To address financial barriers and issues related to medication access, pharmacists may be involved with discussions related to insurance procurement and coverage (what pharmacy will be used, how and when to receive medication, patient copay, need and co-facilitation of financial assistance program enrollment). Clinical pharmacists may also serve as a facilitator among specialty pharmacies, nursing navigators, social work and financial coordinators and advocates, patient assistance programs, and patient/caregiver.

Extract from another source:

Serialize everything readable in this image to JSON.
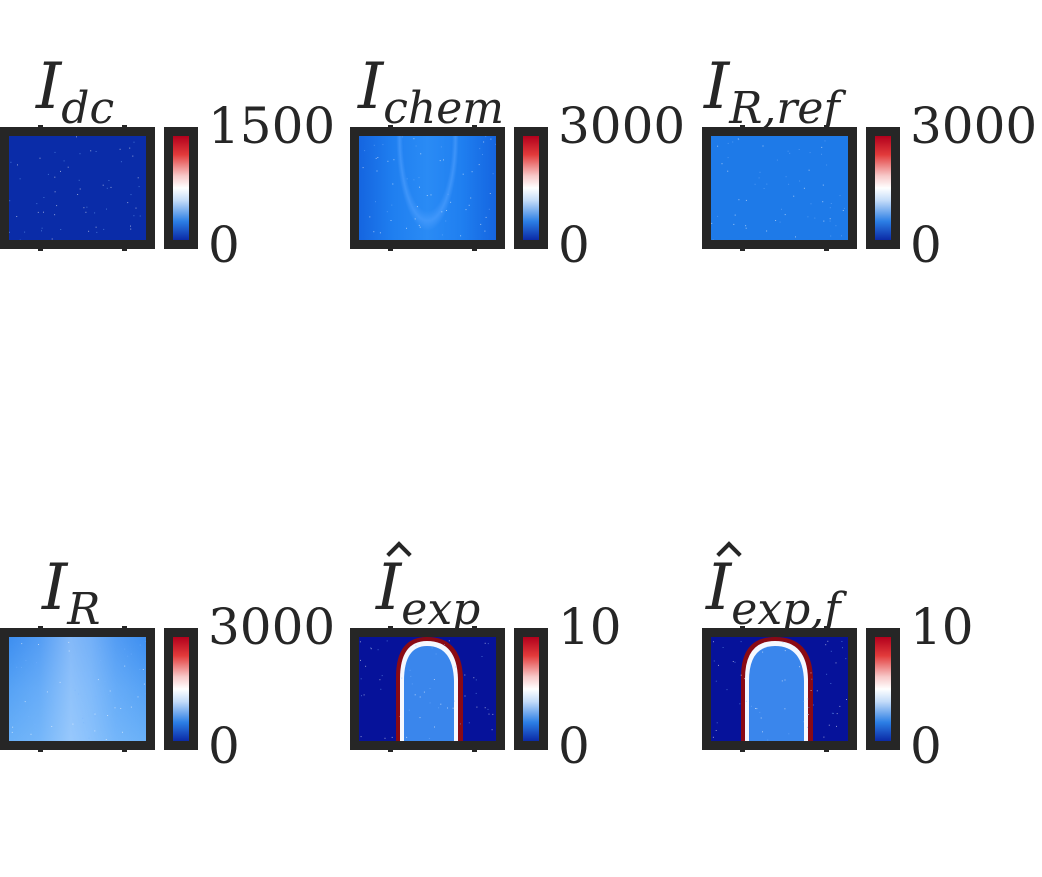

Throughout the treatment process, pharmacists should remain in contact with patients who have CLL to facilitate coordination of care. Considerations include method of communication refills, appointments with oncologists and other healthcare providers, calls, updated insurance information, and labs. Best practices for follow-up calls/encounters after initial education include verification of information retention and comprehension, medication access, and early toxicities. During the maintenance phase, pharmacists should remain involved in adverse event management, adherence/compliance assessments, cyclic labs, and refills.

Recommended Resources

Additional resources related to education and toxicity monitoring are available for healthcare practitioners and for patients/caregivers:

Method

Pharmacists have an essential role in the management of patients with CLL. Pharmacists have medication-related expertise and a unique perspective that contributes value throughout the disease continuum. Pharmacists may play a leading role in the care of patients with CLL, from providing education and medication management to completing follow-up clinic visits. A multidisciplinary care model whereby pharmacists work alongside physicians, nurses, navigators, advanced practice providers, and other support staff allows pharmacists to use the extent of their training and practice at a high level. Due to the complexity of the treatment regimens, numerous toxicities and drug–drug interactions, and comorbidity management, CLL requires pharmacist collaboration, which is only likely to become more paramount as the treatment landscape expands.